Naspers and Prosus remain sizeable holdings in our balanced and equity funds. We were pleased by recent management actions that, once again, illustrated their commitment to narrowing the discount to net asset value (NAV) and maximising shareholder value. The announced simplification of its corporate structure involves removing the previously created cross-shareholdings, which created complexity and most likely contributed to the persistent discount to NAV. This simplification also removed any constraints to Naspers’s ongoing share buyback programme, which continues to create shareholder value at both Prosus and Naspers daily.
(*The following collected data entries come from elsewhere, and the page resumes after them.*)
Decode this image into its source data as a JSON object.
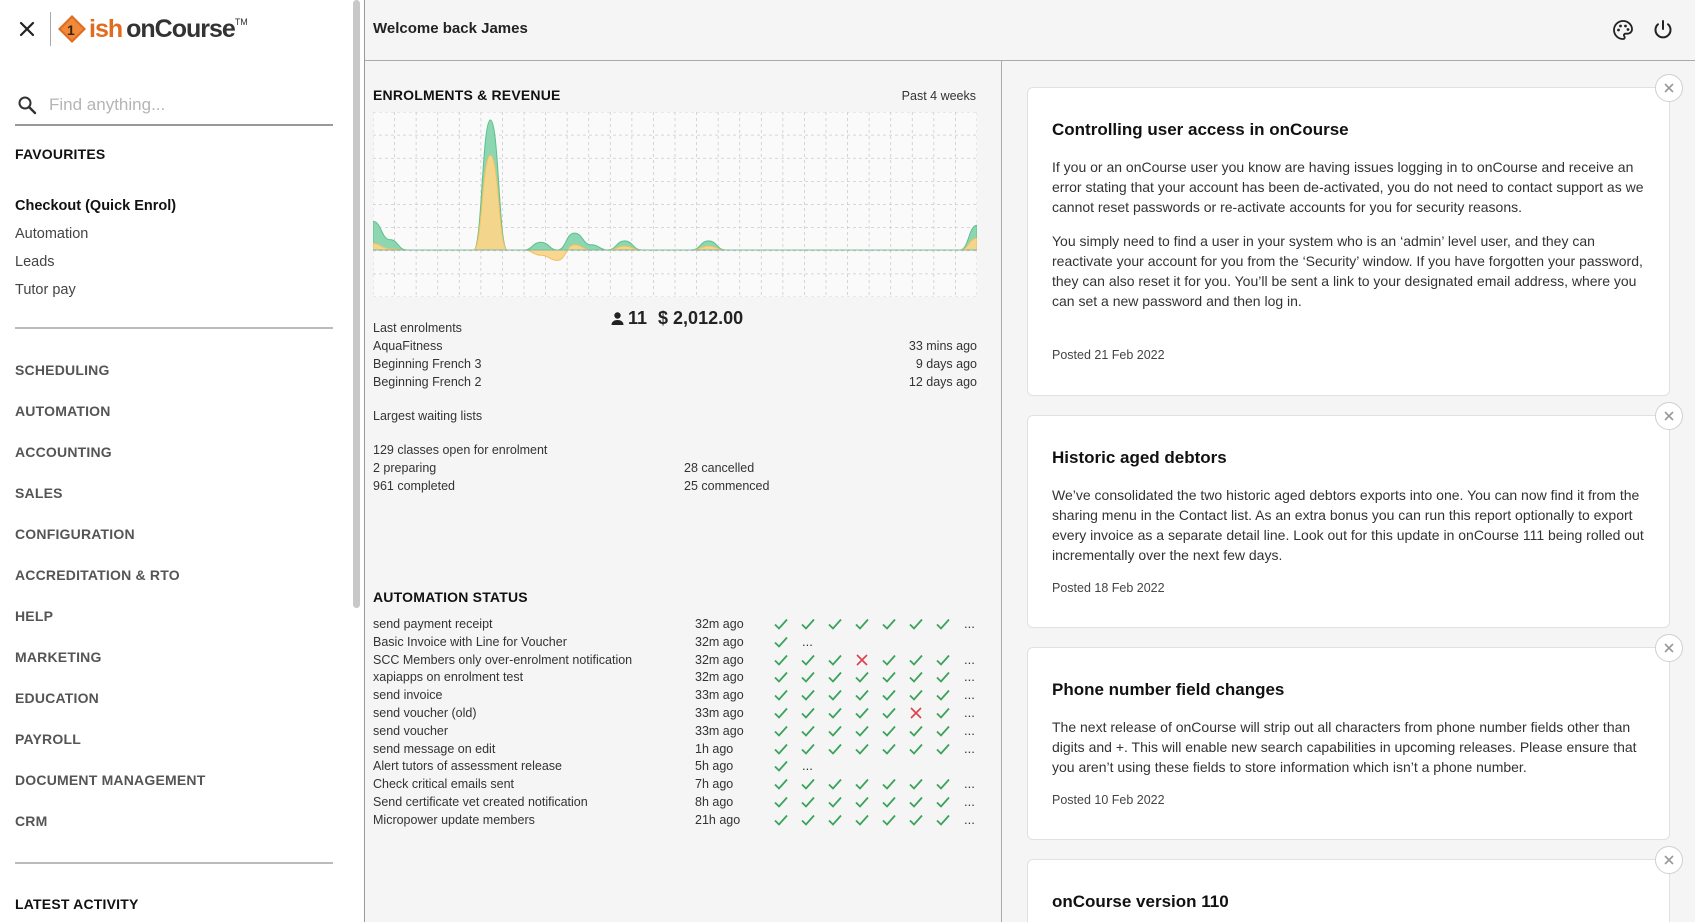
{
  "app": {
    "logo_brand": "ish",
    "logo_product": "onCourse",
    "logo_tm": "TM"
  },
  "sidebar": {
    "search_placeholder": "Find anything...",
    "favourites_title": "FAVOURITES",
    "favourites": [
      "Checkout (Quick Enrol)",
      "Automation",
      "Leads",
      "Tutor pay"
    ],
    "categories": [
      "SCHEDULING",
      "AUTOMATION",
      "ACCOUNTING",
      "SALES",
      "CONFIGURATION",
      "ACCREDITATION & RTO",
      "HELP",
      "MARKETING",
      "EDUCATION",
      "PAYROLL",
      "DOCUMENT MANAGEMENT",
      "CRM"
    ],
    "latest_title": "LATEST ACTIVITY"
  },
  "header": {
    "welcome": "Welcome back James"
  },
  "enrolments": {
    "title": "ENROLMENTS & REVENUE",
    "period": "Past 4 weeks",
    "total_enrolments": "11",
    "total_revenue": "$ 2,012.00",
    "last_enrolments_label": "Last enrolments",
    "last_enrolments": [
      {
        "name": "AquaFitness",
        "ago": "33 mins ago"
      },
      {
        "name": "Beginning French 3",
        "ago": "9 days ago"
      },
      {
        "name": "Beginning French 2",
        "ago": "12 days ago"
      }
    ],
    "waiting_label": "Largest waiting lists",
    "classes_open": "129 classes open for enrolment",
    "preparing": "2 preparing",
    "cancelled": "28 cancelled",
    "completed": "961 completed",
    "commenced": "25 commenced"
  },
  "chart_data": {
    "type": "area",
    "title": "ENROLMENTS & REVENUE",
    "series": [
      {
        "name": "",
        "color": "#7fd3a8",
        "values": [
          0.22,
          0.08,
          0,
          0,
          0,
          0,
          0,
          1.0,
          0,
          0,
          0.06,
          0,
          0.13,
          0.04,
          0,
          0.07,
          0,
          0,
          0,
          0,
          0.07,
          0,
          0,
          0,
          0,
          0,
          0,
          0,
          0,
          0,
          0,
          0,
          0,
          0,
          0,
          0,
          0.19
        ]
      },
      {
        "name": "",
        "color": "#f9d58a",
        "values": [
          0.05,
          0.01,
          0,
          0,
          0,
          0,
          0,
          0.73,
          0,
          0,
          -0.04,
          -0.08,
          0.04,
          0,
          0,
          0.03,
          0,
          0,
          0,
          0,
          0.03,
          0,
          0,
          0,
          0,
          0,
          0,
          0,
          0,
          0,
          0,
          0,
          0,
          0,
          0,
          0,
          0.09
        ]
      }
    ],
    "grid": true
  },
  "automation": {
    "title": "AUTOMATION STATUS",
    "rows": [
      {
        "name": "send payment receipt",
        "time": "32m ago",
        "status": [
          "ok",
          "ok",
          "ok",
          "ok",
          "ok",
          "ok",
          "ok",
          "more"
        ]
      },
      {
        "name": "Basic Invoice with Line for Voucher",
        "time": "32m ago",
        "status": [
          "ok",
          "more"
        ]
      },
      {
        "name": "SCC Members only over-enrolment notification",
        "time": "32m ago",
        "status": [
          "ok",
          "ok",
          "ok",
          "fail",
          "ok",
          "ok",
          "ok",
          "more"
        ]
      },
      {
        "name": "xapiapps on enrolment test",
        "time": "32m ago",
        "status": [
          "ok",
          "ok",
          "ok",
          "ok",
          "ok",
          "ok",
          "ok",
          "more"
        ]
      },
      {
        "name": "send invoice",
        "time": "33m ago",
        "status": [
          "ok",
          "ok",
          "ok",
          "ok",
          "ok",
          "ok",
          "ok",
          "more"
        ]
      },
      {
        "name": "send voucher (old)",
        "time": "33m ago",
        "status": [
          "ok",
          "ok",
          "ok",
          "ok",
          "ok",
          "fail",
          "ok",
          "more"
        ]
      },
      {
        "name": "send voucher",
        "time": "33m ago",
        "status": [
          "ok",
          "ok",
          "ok",
          "ok",
          "ok",
          "ok",
          "ok",
          "more"
        ]
      },
      {
        "name": "send message on edit",
        "time": "1h ago",
        "status": [
          "ok",
          "ok",
          "ok",
          "ok",
          "ok",
          "ok",
          "ok",
          "more"
        ]
      },
      {
        "name": "Alert tutors of assessment release",
        "time": "5h ago",
        "status": [
          "ok",
          "more"
        ]
      },
      {
        "name": "Check critical emails sent",
        "time": "7h ago",
        "status": [
          "ok",
          "ok",
          "ok",
          "ok",
          "ok",
          "ok",
          "ok",
          "more"
        ]
      },
      {
        "name": "Send certificate vet created notification",
        "time": "8h ago",
        "status": [
          "ok",
          "ok",
          "ok",
          "ok",
          "ok",
          "ok",
          "ok",
          "more"
        ]
      },
      {
        "name": "Micropower update members",
        "time": "21h ago",
        "status": [
          "ok",
          "ok",
          "ok",
          "ok",
          "ok",
          "ok",
          "ok",
          "more"
        ]
      }
    ],
    "more_text": "..."
  },
  "news": [
    {
      "title": "Controlling user access in onCourse",
      "body": [
        "If you or an onCourse user you know are having issues logging in to onCourse and receive an error stating that your account has been de-activated, you do not need to contact support as we cannot reset passwords or re-activate accounts for you for security reasons.",
        "You simply need to find a user in your system who is an ‘admin’ level user, and they can reactivate your account for you from the ‘Security’ window. If you have forgotten your password, they can also reset it for you. You’ll be sent a link to your designated email address, where you can set a new password and then log in."
      ],
      "date": "Posted 21 Feb 2022"
    },
    {
      "title": "Historic aged debtors",
      "body": [
        "We’ve consolidated the two historic aged debtors exports into one. You can now find it from the sharing menu in the Contact list. As an extra bonus you can run this report optionally to export every invoice as a separate detail line. Look out for this update in onCourse 111 being rolled out incrementally over the next few days."
      ],
      "date": "Posted 18 Feb 2022"
    },
    {
      "title": "Phone number field changes",
      "body": [
        "The next release of onCourse will strip out all characters from phone number fields other than digits and +. This will enable new search capabilities in upcoming releases. Please ensure that you aren’t using these fields to store information which isn’t a phone number."
      ],
      "date": "Posted 10 Feb 2022"
    },
    {
      "title": "onCourse version 110",
      "body": [],
      "date": ""
    }
  ],
  "colors": {
    "ok": "#3aa35b",
    "fail": "#e0404a",
    "accent": "#e06c1f",
    "enrol": "#7fd3a8",
    "revenue": "#f9d58a"
  }
}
Tencent remains a key driver of the investment case for both Naspers and Prosus and while the fundamental delivery of Tencent has been pleasing in 2023, the share has sold off due to overall macro concerns. Tencent now trades on 10x forward earnings excluding the value of its investment portfolio which represents 31% of the market capitalization. We expect Tencent continue to grow earnings at a double-digit rate therefore making the starting valuation extremely compelling. Naspers then trades at a 7% discount to its shareholding in Prosus who in turn trades at a 9% discount to its shareholding in Tencent with the non-Tencent assets representing another ~40% of the Prosus current market capitalisation. We believe there is a significant margin of safety embedded into the investment case and it should deliver very compelling returns going forward.